Shift in distribution in two coma scales (A—FOUR score, B—GCS) between two consecutive neurologic examinations in 62 patients. The first exam was performed on days 1–2 and the second on days 3–5 following cardiac arrest

Discussion

The results of this study show that in patients surviving cardiac arrest, the FOUR score is an accurate predictor of outcome. The vast majority of patients with a FOUR score >8 at days 3–5 after cardiac arrest survive to hospital discharge. We also found that no patients with a FOUR score ≤4 at days 3–5 after cardiac arrest survived, while in contrast, a GCS of 3 was not invariably associated with death. Improvement in coma scale by 2 points in serial examinations was associated with survival with the FOUR score but not the GCS. The overall performance of the two coma scales was similar.

Previous studies have evaluated the GCS as a predictor for neurologic outcome after cardiac arrest [12, 19]. Though various cutoffs and time periods were used, results of these studies indicated that the GCS was a reasonable predictor of outcome but lacked specificity. Results of a recent study showed that at day 3 after cardiac arrest, a GCS >6 had a specificity of 87% and sensitivity of 73% for predicting good outcome [13]. Though our end point was different and we included patients not treated with hypothermia, we found a comparable specificity (86%) but a higher sensitivity (90%) for a GCS cut off of six at examination day 3 after cardiac arrest.

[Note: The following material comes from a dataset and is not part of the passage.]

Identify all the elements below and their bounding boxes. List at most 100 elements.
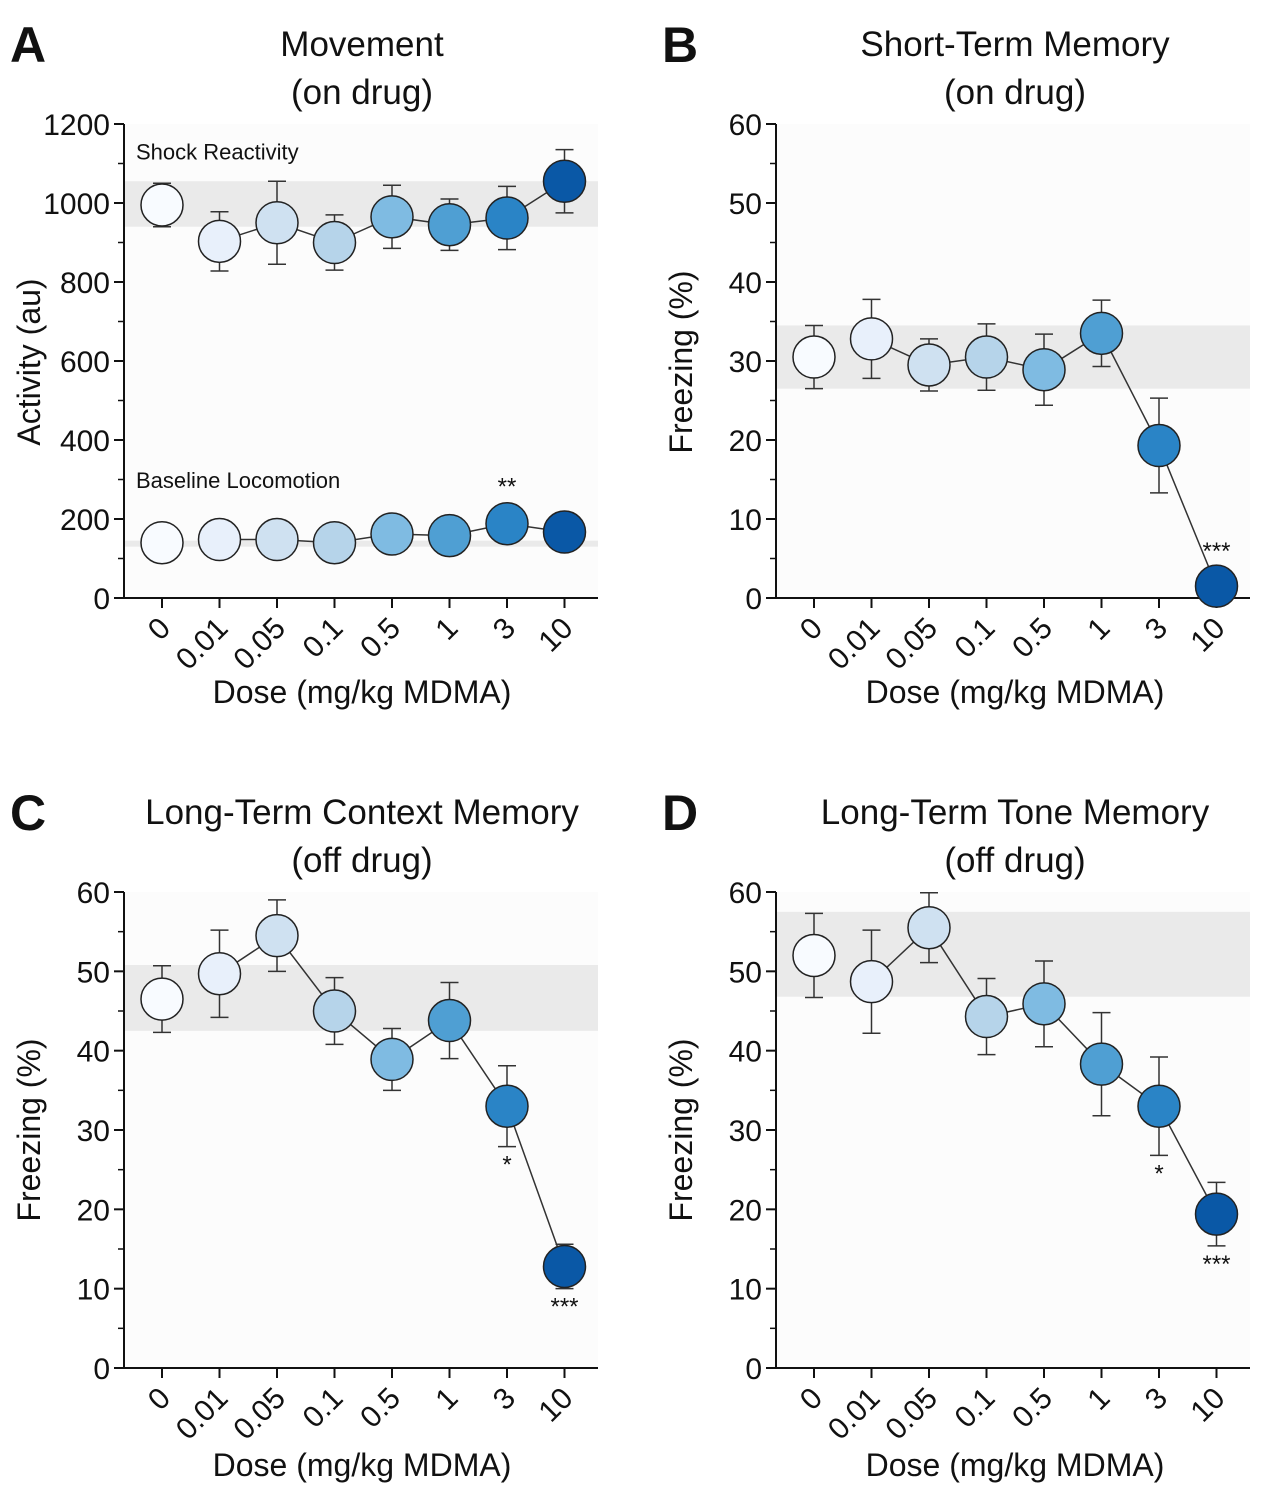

On serial examination, about 35% of patients improved in coma scale rating, with the majority of these patients moving from moderate into higher ranges of the two scales, while almost all patients with low scores remained low. However, there was remarkable improvement seen in some patients with low scores (for example, one patient with a FOUR score of 4 and GCS of 3 moving to scores of 13 and 15, respectively). Furthermore, an improvement by 2 points in the sum FOUR score on serial examinations was significantly associated with good outcome. This illustrates the value of serial neurologic examinations when estimating prognosis.

This study is limited by non uniformity of examination times, potential confounder effects of residual effects of sedative medications, and relatively small study population. In addition, only two-thirds of our population had documented examinations during the 3–5 day interval which was used for analysis. This is in part because some patients who recovered substantially within 1-2 days did not require repeat examination for prognostication purposes, but also reflects patients in whom support was withdrawn prior to day 3 after cardiac arrest. As it is probably the case in the majority, if not all, previous studies on prognostication in cardiac arrest, mortality in this series was most often preceded by withdrawal of life support measures. Therefore, it is conceivable that the high predictive value of the coma scores could have been favored by an increased rate of withdrawal of life support in deeply comatose patients with estimated poor prognosis leading to a self-fulfilling prophecy. It is important to note that prognostication in this setting should not be done on the basis of a single clinical assessment or a single test. In this study population, several ancillary tests were done during the course of evaluation including serum NSE (69%), head computed tomography scan (72%), somatosensory evoked potentials (36%), and electroencephalogram (34%). We are currently performing a more detailed analysis of this population including more detailed neurologic examination findings, neuroimaging data, serum neuron-specific enolase (NSE) measurements, results of electrophysiologic studies, and main reasons for withdrawal of life support. These will be presented in separate studies and are beyond the scope of this manuscript.

In summary, we found that the FOUR score is an accurate predictor of outcome in survivors of cardiac arrest. It performs at least as well as the GCS in this population. This simple clinical tool should be incorporated along with biomarker and electrophysiologic data to prognosticate in cardiac arrest survivors.